1. Private sector spending varies with the stock of what MMTers call “Private Sector Net Financial Assets” (PSNFA): that’s the stock of base money plus national debt.
I.e. in plain English, the more money (or near money, which is what government debt is) that people hold, the more they tend to spend.
2. If aggregate spending, i.e. aggregate demand is inadequate, the state should spend more (and/or cut taxes). I.e. the state should “net spend”. The state can do that (as pointed out by Keynes) either by spending borrowed money or by spending freshly created money.
4. Borrowing money when you can print the stuff is pointless. Only a lunatic would do that. Ergo the government should simply print money and spend it (and/or cut taxes) when AD is insufficient. Certainly Warren Mosler (leading MMTer) advocated that government should borrow nothing, as did Milton Friedman in a 1948 paper. Personally I agree with them.
5. Most so called “professional” economists are lunatics.
6. The reason Keynes emphasised borrowing rather than printing money so as to fund government spending was that he was a clever man who was surrounded by people who, relatively speaking, were Neanderthals. That’s “Neanderthal” as in “go ballistic whenever the words “print” and “money” appear in the same sentence”.
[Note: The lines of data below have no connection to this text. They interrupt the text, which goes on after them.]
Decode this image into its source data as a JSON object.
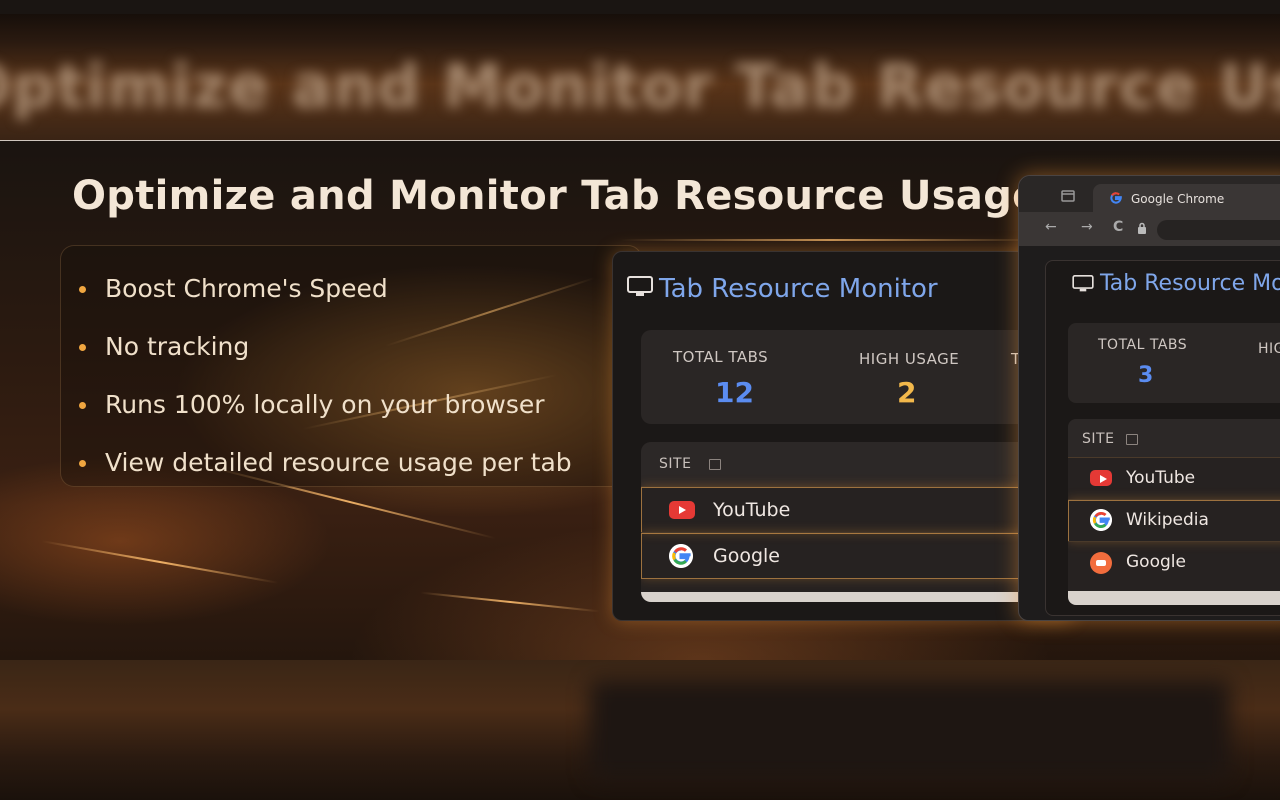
{
  "background": {
    "blurred_title": "Optimize and Monitor Tab Resource Usage"
  },
  "banner": {
    "headline": "Optimize and Monitor Tab Resource Usage",
    "features": [
      "Boost Chrome's Speed",
      "No tracking",
      "Runs 100% locally on your browser",
      "View detailed resource usage per tab"
    ]
  },
  "panel_main": {
    "title": "Tab Resource Monitor",
    "stats": [
      {
        "label": "TOTAL TABS",
        "value": "12",
        "color": "#5b8cf0"
      },
      {
        "label": "HIGH USAGE",
        "value": "2",
        "color": "#f2b84b"
      },
      {
        "label": "T"
      }
    ],
    "list_header": "SITE",
    "rows": [
      "YouTube",
      "Google"
    ]
  },
  "panel_browser": {
    "tab_title": "Google Chrome",
    "tab_close": "×",
    "nav": {
      "back": "←",
      "forward": "→",
      "reload": "C"
    },
    "title": "Tab Resource Mo",
    "stats": [
      {
        "label": "TOTAL TABS",
        "value": "3",
        "color": "#5b8cf0"
      },
      {
        "label": "HIGH"
      }
    ],
    "list_header": "SITE",
    "rows": [
      "YouTube",
      "Wikipedia",
      "Google"
    ]
  },
  "icons": [
    "monitor-icon",
    "youtube-icon",
    "google-icon",
    "sort-icon",
    "lock-icon"
  ]
}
7. Where the state creates new money and spends it, the effect comes via two channels. First, the fact of spending (e.g. on roads, education or whatever) employs more people (on repairing / building roads, in schools, etc). Second, the increased stock of base money / PSNFA in private hands increases private sector spending.
8. If the state funds the extra spending via borrowing, the net effect per dollar spent is significantly reduced, which is an additional reason for thinking that borrowing money when you can print the stuff is a sign of lunacy.
9. If the state prints and spends too much, the private sector will end up with an excess stock of base money, and excess AD and excess inflation will ensue. The best cure for that is to cut down on the amount of money printing, or even reverse it: e.g. raise taxes and "unprint" the money collected. But an additional possible tool is for the state to borrow back some of that money. Borrowing (to repeat) is pointless. Though in emergencies, that borrowing is probably justified so as to damp down AD. However, the long term aim should be zero government borrowing.
10. One of the many defects in the latter borrowing is that the interest is funded by ordinary taxpayers and ends up in the pockets of those with an excess stock of money, the rich. And that’s a third reason for thinking that government borrowing is lunacy (except as stated above as an emergency measure for damping down AD).
11. A state which issues its own money (e.g. the US, Japan, UK, etc) can pay any rate of interest it likes on its debt. If the existing rate is a bit on the high side, all such a state has to do is print money and buy back the debt (or cease rolling it over). That equals QE. As to any excess stimulatory or inflationary effect that has, that can be negated by increased taxes or reduced government spending. However, the NET EFFECT on AD is zero (assuming the latter “negating” effect exactly equals the stimulatory effect). Thus there needn’t be any effect on numbers employed or GDP from the latter “interest reducing” exercise (at least in the case of a closed economy).
In the case of an OPEN economy, i.e. where some government debt is in the hands of foreigners, the latter debt reduction exercise will obviously result in funds being withdrawn from the country in question, which will reduce the value of its currency on forex markets, which will hit living standards in the country in question.
12. The above is all way beyond the comprehension of most so called “professional” economists, but it should be within the grasp of the average intelligent fifteen year old. Certainly there isn't a cat in Hell’s chance of Rogoff or Reinhart ever understanding the above.
13. Forget all about “monetary policy”, “fiscal policy”, “fiscal consolidation” etc. That’s all boll*cks.
14. David Hume spelled out the REAL REASON for government borrowing over 200 years go: as he pointed out, borrowing enables incumbent politicians to ingratiate themselves with voters. That is (as pointed out above) cutting government debt in an open economy involves a finite but temporary standard of living hit. Conversely, increased borrowing temporarily increases living standards, and thus the number of votes that incumbent politicians get.